Perpanjangan masa tugas Satgas penanganan WNI atau TKI yang terancam hukuman mati di luar negeri mendapat dukungan.
Anggota Komisi IX DPR Herlini Amran mengatakan, perpanjangan itu harus dengan catatan, Satgas harus bekerja lebih baik lagi dalam melakukan pembebaskan TKI yang terancam hukuman mati.
"Pemerintah harus melakukan pendekatan lobi dan hubungan baik dengan negara bersangkutan (terdapat TKI yang terancam hukuman mati) terutama dengan Kerajaan Saudi baik melalui G to G ataupun pendekatan tokoh-tokoh seperti Pak Habibie untuk memperlancar lobi-lobi dengan negara terkait," kata Herlini dalam siaran persnya, Sabtu(7/1).
Selain itu, Herlini berharap, Presiden tidak hanya mengandalkan Satgas TKI dalam penanganan pembebasan TKI. Presiden juga harus mampu mengoptimalkan kementerian terkait penanganan permasalahan TKI di luar negeri sehingga tidak perlu lagi pembuatan "Satgas-Satgas" lainnya.
Herlini juga berharap, Satgas TKI harus transparan mengenai kinerjanya dan Satgas harus terus dievaluasi langsung oleh Presiden.
"Jadi kinerja satgas harus efektif dan efisien," jelas Herlini.
Sebagaimana diketahui, Satgas penanganan warga negara Indonesia yang terancam hukuman mati dibentuk pada Juli 2011. Jika mengacu pada Instruksi Presiden (Inpres) Nomor 7 tahun 2011, masa tugas Satgas TKI hanya bekerja dalam kurun waktu 6 bulan. Salah satu alasan masa tugas Satgas TKI diperpanjang menyangkut rekomendasi penguatan kelembagaan yang sudah ada untuk menangani kasus TKI yang terancam hukuman mati.

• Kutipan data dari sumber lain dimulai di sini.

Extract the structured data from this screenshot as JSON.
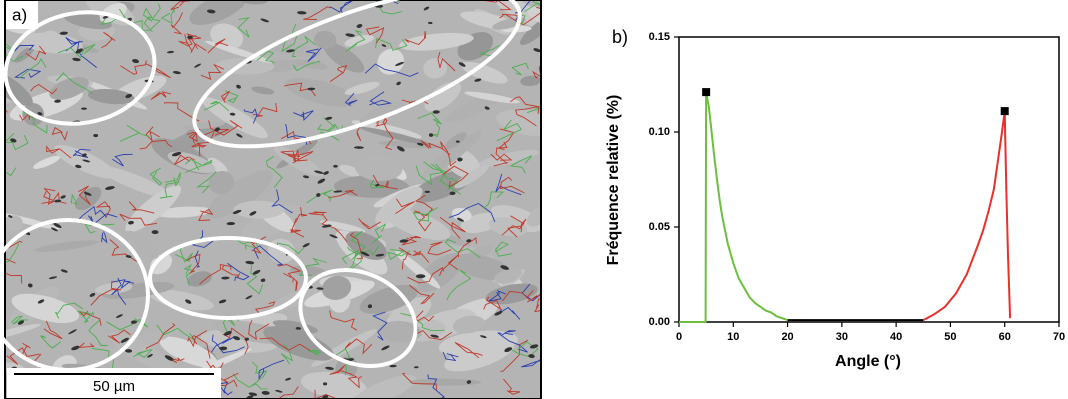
{
  "panel_a": {
    "label": "a)",
    "scale_bar": "50 µm"
  },
  "panel_b": {
    "label": "b)"
  },
  "chart_data": {
    "type": "line",
    "xlabel": "Angle (°)",
    "ylabel": "Fréquence relative (%)",
    "xlim": [
      0,
      70
    ],
    "xticks": [
      0,
      10,
      20,
      30,
      40,
      50,
      60,
      70
    ],
    "ylim": [
      0,
      0.15
    ],
    "yticks": [
      {
        "value": 0,
        "label": "0.00"
      },
      0.05,
      {
        "value": 0.1,
        "label": "0.10"
      },
      0.15
    ],
    "series": [
      {
        "color": "#6cbf3f",
        "x": [
          0,
          4.9,
          5,
          5.5,
          6,
          6.5,
          7,
          7.5,
          8,
          9,
          10,
          11,
          12,
          13,
          14,
          15,
          16,
          17,
          18,
          19,
          20
        ],
        "values": [
          0,
          0,
          0.121,
          0.113,
          0.1,
          0.087,
          0.075,
          0.064,
          0.055,
          0.041,
          0.031,
          0.023,
          0.018,
          0.013,
          0.01,
          0.008,
          0.006,
          0.005,
          0.003,
          0.002,
          0.001
        ]
      },
      {
        "color": "#000000",
        "x": [
          20,
          25,
          30,
          35,
          40,
          45
        ],
        "values": [
          0.001,
          0.001,
          0.001,
          0.001,
          0.001,
          0.001
        ]
      },
      {
        "color": "#e8312b",
        "x": [
          45,
          47,
          49,
          51,
          53,
          55,
          56,
          57,
          58,
          59,
          59.5,
          60,
          60.3,
          60.6,
          61
        ],
        "values": [
          0.001,
          0.004,
          0.008,
          0.015,
          0.025,
          0.04,
          0.048,
          0.058,
          0.07,
          0.09,
          0.1,
          0.111,
          0.07,
          0.035,
          0.002
        ]
      },
      {
        "color": "#000000",
        "marker": "square",
        "line": false,
        "x": [
          5,
          60
        ],
        "values": [
          0.121,
          0.111
        ]
      }
    ]
  }
}
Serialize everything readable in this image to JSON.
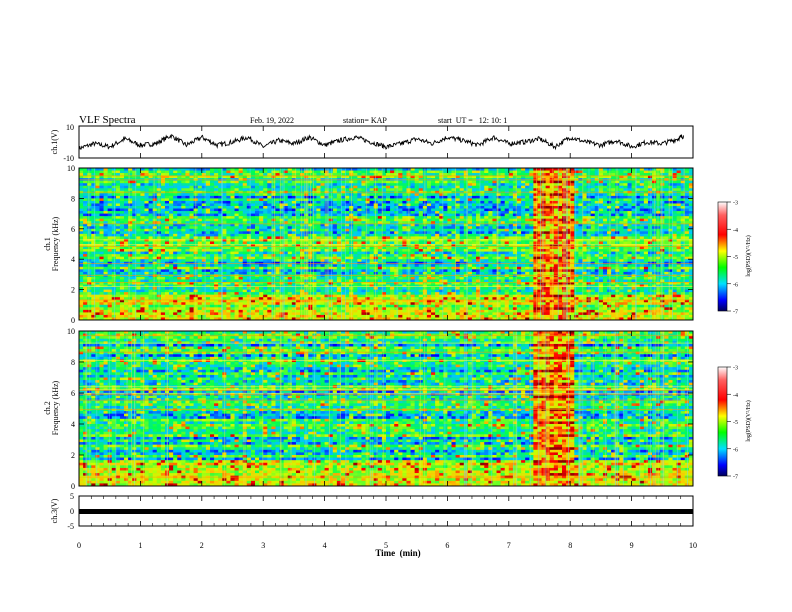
{
  "header": {
    "title": "VLF Spectra",
    "date": "Feb. 19, 2022",
    "station": "station= KAP",
    "start_ut": "start  UT =   12: 10: 1"
  },
  "colorbar": {
    "label": "log(PSD)(V²/Hz)",
    "ticks": [
      "-3",
      "-4",
      "-5",
      "-6",
      "-7"
    ],
    "colors": [
      "#7a0000",
      "#ff0000",
      "#ffff00",
      "#00ff00",
      "#00ffff",
      "#0000ff",
      "#00007a"
    ]
  },
  "chart_data": [
    {
      "type": "line",
      "panel": "ch.1",
      "ylabel": "ch.1(V)",
      "ylim": [
        -10,
        10
      ],
      "ytick_labels": [
        "10",
        "-10"
      ],
      "xlim": [
        0,
        10
      ],
      "series": [
        {
          "x": [
            0,
            0.25,
            0.5,
            0.75,
            1.0,
            1.25,
            1.5,
            1.75,
            2.0,
            2.25,
            2.5,
            2.75,
            3.0,
            3.25,
            3.5,
            3.75,
            4.0,
            4.25,
            4.5,
            4.75,
            5.0,
            5.25,
            5.5,
            5.75,
            6.0,
            6.25,
            6.5,
            6.75,
            7.0,
            7.25,
            7.5,
            7.75,
            8.0,
            8.25,
            8.5,
            8.75,
            9.0,
            9.25,
            9.5,
            9.75,
            9.85
          ],
          "y": [
            -4,
            -1,
            -3,
            2,
            -2,
            -1,
            4,
            -2,
            3,
            -2,
            0,
            3,
            -3,
            1,
            -1,
            3,
            -2,
            1,
            3,
            0,
            -3,
            -1,
            2,
            -1,
            3,
            1,
            -2,
            3,
            -1,
            0,
            2,
            -3,
            3,
            0,
            -2,
            1,
            -3,
            0,
            -1,
            2,
            4
          ]
        }
      ]
    },
    {
      "type": "heatmap",
      "panel": "ch.1",
      "ylabel": "ch.1 Frequency (kHz)",
      "ylim": [
        0,
        10
      ],
      "ytick_labels": [
        "0",
        "2",
        "4",
        "6",
        "8",
        "10"
      ],
      "xlim": [
        0,
        10
      ],
      "zlabel": "log(PSD)(V²/Hz)",
      "zlim": [
        -7,
        -3
      ],
      "note_band": {
        "x_start": 7.4,
        "x_end": 8.05
      }
    },
    {
      "type": "heatmap",
      "panel": "ch.2",
      "ylabel": "ch.2 Frequency (kHz)",
      "ylim": [
        0,
        10
      ],
      "ytick_labels": [
        "0",
        "2",
        "4",
        "6",
        "8",
        "10"
      ],
      "xlim": [
        0,
        10
      ],
      "zlabel": "log(PSD)(V²/Hz)",
      "zlim": [
        -7,
        -3
      ],
      "note_band": {
        "x_start": 7.4,
        "x_end": 8.05
      }
    },
    {
      "type": "line",
      "panel": "ch.3",
      "ylabel": "ch.3(V)",
      "ylim": [
        -5,
        5
      ],
      "ytick_labels": [
        "5",
        "0",
        "-5"
      ],
      "xlim": [
        0,
        10
      ],
      "xlabel": "Time  (min)",
      "xtick_labels": [
        "0",
        "1",
        "2",
        "3",
        "4",
        "5",
        "6",
        "7",
        "8",
        "9",
        "10"
      ],
      "series": [
        {
          "x": [
            0,
            9.85
          ],
          "y": [
            0,
            0
          ]
        }
      ]
    }
  ]
}
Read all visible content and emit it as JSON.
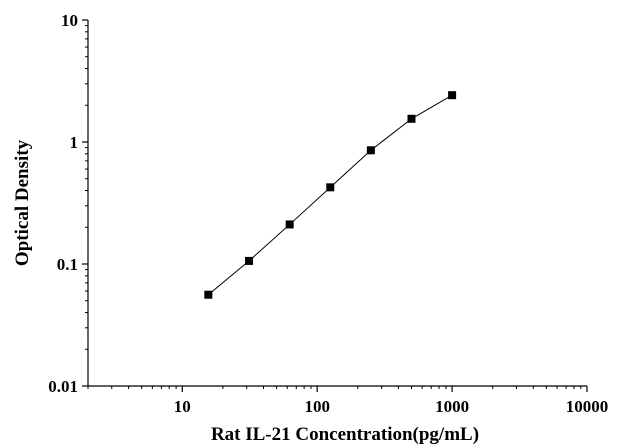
{
  "chart_data": {
    "type": "scatter",
    "xlabel": "Rat IL-21 Concentration(pg/mL)",
    "ylabel": "Optical Density",
    "x_scale": "log",
    "y_scale": "log",
    "xlim": [
      2,
      10000
    ],
    "ylim": [
      0.01,
      10
    ],
    "x_ticks": [
      "10",
      "100",
      "1000",
      "10000"
    ],
    "y_ticks": [
      "0.01",
      "0.1",
      "1",
      "10"
    ],
    "grid": false,
    "legend": "none",
    "marker": "square",
    "line": "connected",
    "color": "#000000",
    "series": [
      {
        "x": [
          15.6,
          31.25,
          62.5,
          125,
          250,
          500,
          1000
        ],
        "y": [
          0.056,
          0.106,
          0.211,
          0.425,
          0.855,
          1.55,
          2.42
        ]
      }
    ]
  }
}
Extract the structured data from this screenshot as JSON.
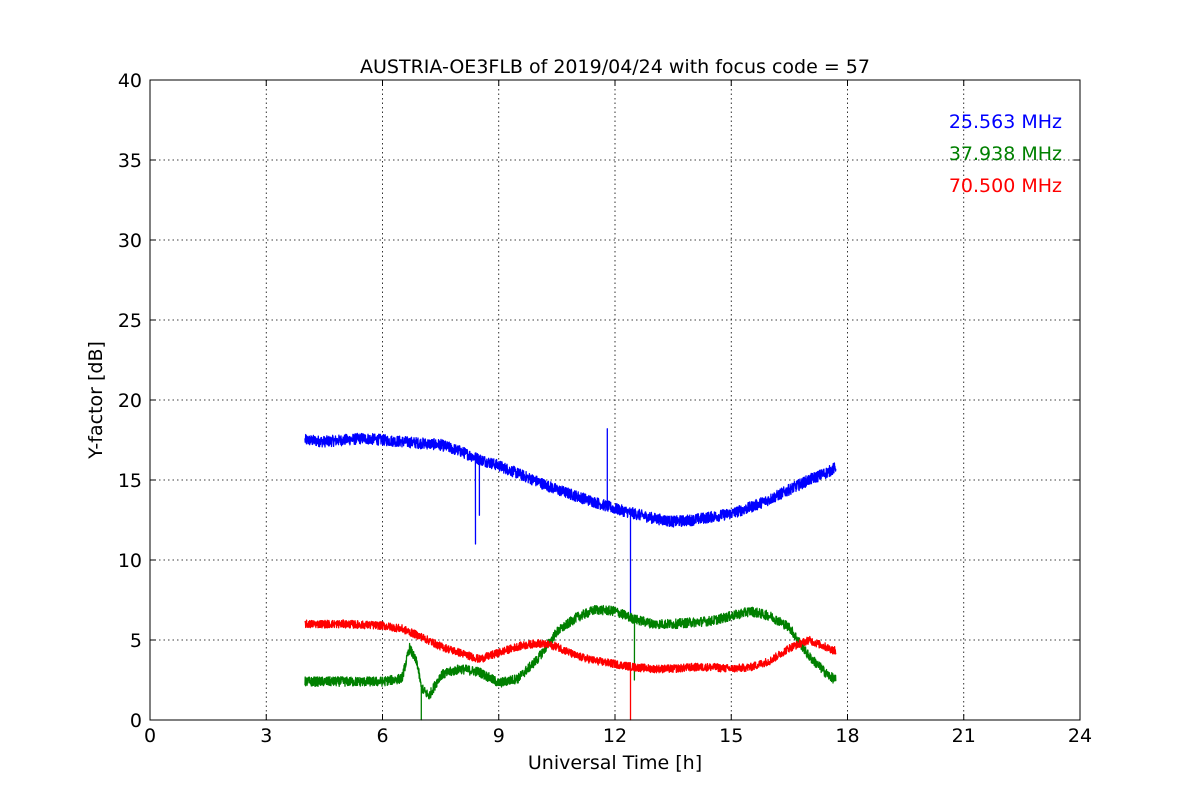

Sebelum Satgas itu terbentuk, sudah ada ratusan TKI terancam hukuman mati terhitung dalam 10 tahun terakhir. Berdasarkan data BNP2TKI, jumlah TKI terancam hukuman mati di Malaysia sebanyak 148 orang, Republik Rakyat Cina 40 orang, Arab Saudi 14 orang, Iran 3 orang dan Singapura 2 orang. Sementara, 12 TKI di Arab Saudi sudah divonis mati.
Sepanjang tahun 2011, menurut Juru Bicara Satgas TKI, Humphrey Djemat, Satgas TKI telah berhasil membebaskan 37 orang yang terancam hukuman mati dengan perincian: 8 orang di Arab Saudi bebas murni, 4 orang di antaranya sudah kembali ke Tanah Air, sementara 4 orang lainnya sedang menunggu pemulangan. Dua orang lainnya telah berubah menjadi hukuman 10 tahun penjara (Sumartini dan Warnah); 14 orang di Malaysia terlepas dari vonis hukuman mati (6 orang di antaranya bebas murni, sedangkan 8 orang lainnya divonis penjara); 11 orang di China berhasil terlepas dari hukuman mati menjadi hukuman seumur hidup; 2 orang di Iran telah divonis hukuman seumur hidup.